While external noise is needed, too much of it (too many sources with high frequency) will contribute to the level of complexity. While the drivers create the basis for complexity, external noise shakes the system and increases the interconnectivity between agents. Therefore, too much external noise is a major contribution to the unexpected behavior of any group of people and the system.

Practically, collecting external events that are increasing in frequency will help to get visibility to the most relevant external events in the area you are investigating. If there is a better way to organize a company to deal with external noise, or there is an option to reduce the amount the frequency of external events, the level of complexity your organization is dealing with is going to decrease.

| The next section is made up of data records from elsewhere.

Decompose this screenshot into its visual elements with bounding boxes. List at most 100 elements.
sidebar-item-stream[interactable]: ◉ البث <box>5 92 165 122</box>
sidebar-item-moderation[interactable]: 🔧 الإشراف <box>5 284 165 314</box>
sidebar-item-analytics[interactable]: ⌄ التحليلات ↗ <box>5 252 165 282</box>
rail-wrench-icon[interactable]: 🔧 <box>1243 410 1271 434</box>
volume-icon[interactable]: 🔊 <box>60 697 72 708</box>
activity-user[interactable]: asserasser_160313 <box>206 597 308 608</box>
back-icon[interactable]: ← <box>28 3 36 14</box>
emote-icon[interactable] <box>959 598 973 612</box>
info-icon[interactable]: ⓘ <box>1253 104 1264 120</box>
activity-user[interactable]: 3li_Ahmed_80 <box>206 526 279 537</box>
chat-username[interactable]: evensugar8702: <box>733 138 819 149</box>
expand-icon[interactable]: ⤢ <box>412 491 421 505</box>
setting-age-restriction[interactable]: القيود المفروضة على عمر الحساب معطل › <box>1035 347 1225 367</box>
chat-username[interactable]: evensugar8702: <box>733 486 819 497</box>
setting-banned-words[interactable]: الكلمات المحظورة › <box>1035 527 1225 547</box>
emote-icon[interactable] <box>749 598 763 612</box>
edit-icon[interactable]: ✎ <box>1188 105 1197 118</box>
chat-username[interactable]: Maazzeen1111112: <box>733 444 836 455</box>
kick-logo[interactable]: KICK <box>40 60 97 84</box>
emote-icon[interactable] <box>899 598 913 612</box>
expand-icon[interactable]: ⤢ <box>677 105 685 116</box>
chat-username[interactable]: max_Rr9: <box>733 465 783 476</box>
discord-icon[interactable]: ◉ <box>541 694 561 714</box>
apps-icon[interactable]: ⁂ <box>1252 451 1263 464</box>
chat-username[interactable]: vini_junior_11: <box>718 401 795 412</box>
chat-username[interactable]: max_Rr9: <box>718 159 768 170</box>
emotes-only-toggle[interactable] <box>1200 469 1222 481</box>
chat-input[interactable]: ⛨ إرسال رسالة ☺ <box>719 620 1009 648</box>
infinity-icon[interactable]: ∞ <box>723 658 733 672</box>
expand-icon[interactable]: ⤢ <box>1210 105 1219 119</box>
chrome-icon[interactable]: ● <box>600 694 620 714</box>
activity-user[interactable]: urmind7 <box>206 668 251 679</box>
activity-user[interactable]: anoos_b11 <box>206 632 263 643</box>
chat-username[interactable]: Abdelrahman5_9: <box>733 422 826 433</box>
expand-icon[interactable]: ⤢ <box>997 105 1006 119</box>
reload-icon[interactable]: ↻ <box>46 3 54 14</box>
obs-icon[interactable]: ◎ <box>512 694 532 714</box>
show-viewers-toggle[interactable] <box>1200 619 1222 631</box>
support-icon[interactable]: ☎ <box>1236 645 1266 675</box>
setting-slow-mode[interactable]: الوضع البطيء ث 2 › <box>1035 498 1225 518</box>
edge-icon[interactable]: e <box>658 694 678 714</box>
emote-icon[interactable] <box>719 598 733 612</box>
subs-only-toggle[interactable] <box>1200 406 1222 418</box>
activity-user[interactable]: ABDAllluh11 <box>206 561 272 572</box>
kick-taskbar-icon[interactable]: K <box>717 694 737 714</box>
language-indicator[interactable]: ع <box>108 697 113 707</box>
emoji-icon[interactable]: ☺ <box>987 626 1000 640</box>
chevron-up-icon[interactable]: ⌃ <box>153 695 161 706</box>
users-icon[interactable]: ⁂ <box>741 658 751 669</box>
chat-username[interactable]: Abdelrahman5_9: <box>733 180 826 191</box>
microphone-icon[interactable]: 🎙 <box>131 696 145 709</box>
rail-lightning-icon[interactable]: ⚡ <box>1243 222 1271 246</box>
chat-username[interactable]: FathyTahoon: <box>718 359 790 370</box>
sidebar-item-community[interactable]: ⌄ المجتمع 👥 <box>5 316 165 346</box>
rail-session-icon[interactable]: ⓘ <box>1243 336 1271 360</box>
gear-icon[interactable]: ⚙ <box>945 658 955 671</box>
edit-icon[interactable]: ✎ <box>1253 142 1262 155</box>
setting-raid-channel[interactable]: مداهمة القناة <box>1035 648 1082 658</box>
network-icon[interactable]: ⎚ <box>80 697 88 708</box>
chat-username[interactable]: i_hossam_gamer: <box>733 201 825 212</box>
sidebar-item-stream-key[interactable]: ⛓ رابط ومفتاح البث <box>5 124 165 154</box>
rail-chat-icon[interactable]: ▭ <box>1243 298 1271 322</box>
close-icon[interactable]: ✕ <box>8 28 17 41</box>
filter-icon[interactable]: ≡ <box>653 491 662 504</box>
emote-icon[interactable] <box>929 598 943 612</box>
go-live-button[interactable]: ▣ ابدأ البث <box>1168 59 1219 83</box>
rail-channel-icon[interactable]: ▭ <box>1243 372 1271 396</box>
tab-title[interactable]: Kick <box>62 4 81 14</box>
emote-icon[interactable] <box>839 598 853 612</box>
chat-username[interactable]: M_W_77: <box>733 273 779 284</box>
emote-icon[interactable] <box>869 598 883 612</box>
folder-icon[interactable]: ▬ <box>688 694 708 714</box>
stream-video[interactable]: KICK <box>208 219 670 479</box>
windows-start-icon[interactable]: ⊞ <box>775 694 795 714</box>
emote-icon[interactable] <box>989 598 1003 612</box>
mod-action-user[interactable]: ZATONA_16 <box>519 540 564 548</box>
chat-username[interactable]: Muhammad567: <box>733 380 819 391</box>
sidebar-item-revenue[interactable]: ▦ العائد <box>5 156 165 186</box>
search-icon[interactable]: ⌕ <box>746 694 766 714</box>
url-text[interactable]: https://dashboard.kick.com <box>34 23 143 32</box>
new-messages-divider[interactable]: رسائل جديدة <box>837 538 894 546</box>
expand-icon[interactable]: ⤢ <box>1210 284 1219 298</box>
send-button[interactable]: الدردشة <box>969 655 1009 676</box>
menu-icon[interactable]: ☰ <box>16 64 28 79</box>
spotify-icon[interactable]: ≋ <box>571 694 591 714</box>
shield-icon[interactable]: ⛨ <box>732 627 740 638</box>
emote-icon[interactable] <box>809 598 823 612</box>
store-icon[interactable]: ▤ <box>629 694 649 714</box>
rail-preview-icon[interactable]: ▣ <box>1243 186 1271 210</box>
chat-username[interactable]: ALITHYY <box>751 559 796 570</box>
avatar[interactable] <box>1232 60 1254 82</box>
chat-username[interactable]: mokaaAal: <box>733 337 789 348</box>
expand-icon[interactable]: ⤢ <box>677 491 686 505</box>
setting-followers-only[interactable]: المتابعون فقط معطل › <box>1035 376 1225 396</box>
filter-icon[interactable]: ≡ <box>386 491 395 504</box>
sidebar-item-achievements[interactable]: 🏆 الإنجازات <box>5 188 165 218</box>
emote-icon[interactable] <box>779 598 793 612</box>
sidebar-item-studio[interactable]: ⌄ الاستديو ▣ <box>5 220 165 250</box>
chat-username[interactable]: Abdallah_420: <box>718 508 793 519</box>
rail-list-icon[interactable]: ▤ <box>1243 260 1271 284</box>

Back to our production line example. On top of the three drivers (quantity, quality, and safety) there might be external noises such as the continuous increase of raw material prices, growing number of mergers and acquisitions, and changes in laws and regulations.

Now we have two different types of conditions that create complexity and six specific conditions that we can start working with. 

Internal Events

Drivers have momentum. As the momentum grows stronger the drivers will pull more at any group of people (or any system). When more than one driver pulls the system in a certain direction, it stretches the available options of the system to act between the drivers, until those options will be a thorn between the drivers. When this stretch and thorn happen more and more, the predictability of the systems (and its agents) behavior is reduced. This is the third condition that will create complexity.

In the business world what creates this momentum are internal events that continuously amplify the importance and need of one of the drivers. As relevant events to specific drivers happen more often, the momentum of the given driver grows, and with it, its complexity.

Continuing with the production line example. Every quality incident, safety-related event (including near misses), and inability to keep up with customer demand, are events that will increase a relevant driver (quality, safety, and quantity). As those events happen more often the momentum of the relevant driver increases (i.e., more safety events, more momentum to safety).

When internal events increase the momentum of more and more drivers, the complexity of a given system will increase significantly. Compared to the previous two conditions, organizations have more control over the way they react or respond to internal events. Therefore, the ability to influence this condition and reduce the overall system complexity is higher than the previous two.

Summary

Finding drivers, external noise, and internal events that fuel drivers, will give any organization visibility into the specific conditions that are responsible for the complexity they have to deal with.

While some of those conditions are hard to change, knowing them helps organizations to better deal with complexity. The conditions that can be addressed will decrease the level of complexity companies have to deal with. 

On top of these three conditions, there are another three conditions that will amplify the complexity in any organization (or system). In the next post, we’ll present those amplifiers and explain what can be done to deal with them.

Now it’s your time to practice. Take a complex problem that your company deals with (such as customer satisfaction) and start to find the relevant drivers, external noise, and internal events. Think about what you can do to reduce them or to better handle them. Try those alternatives and please let me know if it helps.

You can use this approach even on a personal complex problem that you experience outside of work. I guarantee you that this approach will help you to better deal with complexity and reduce the level of anxiety that you experience when a complex problem surfaces.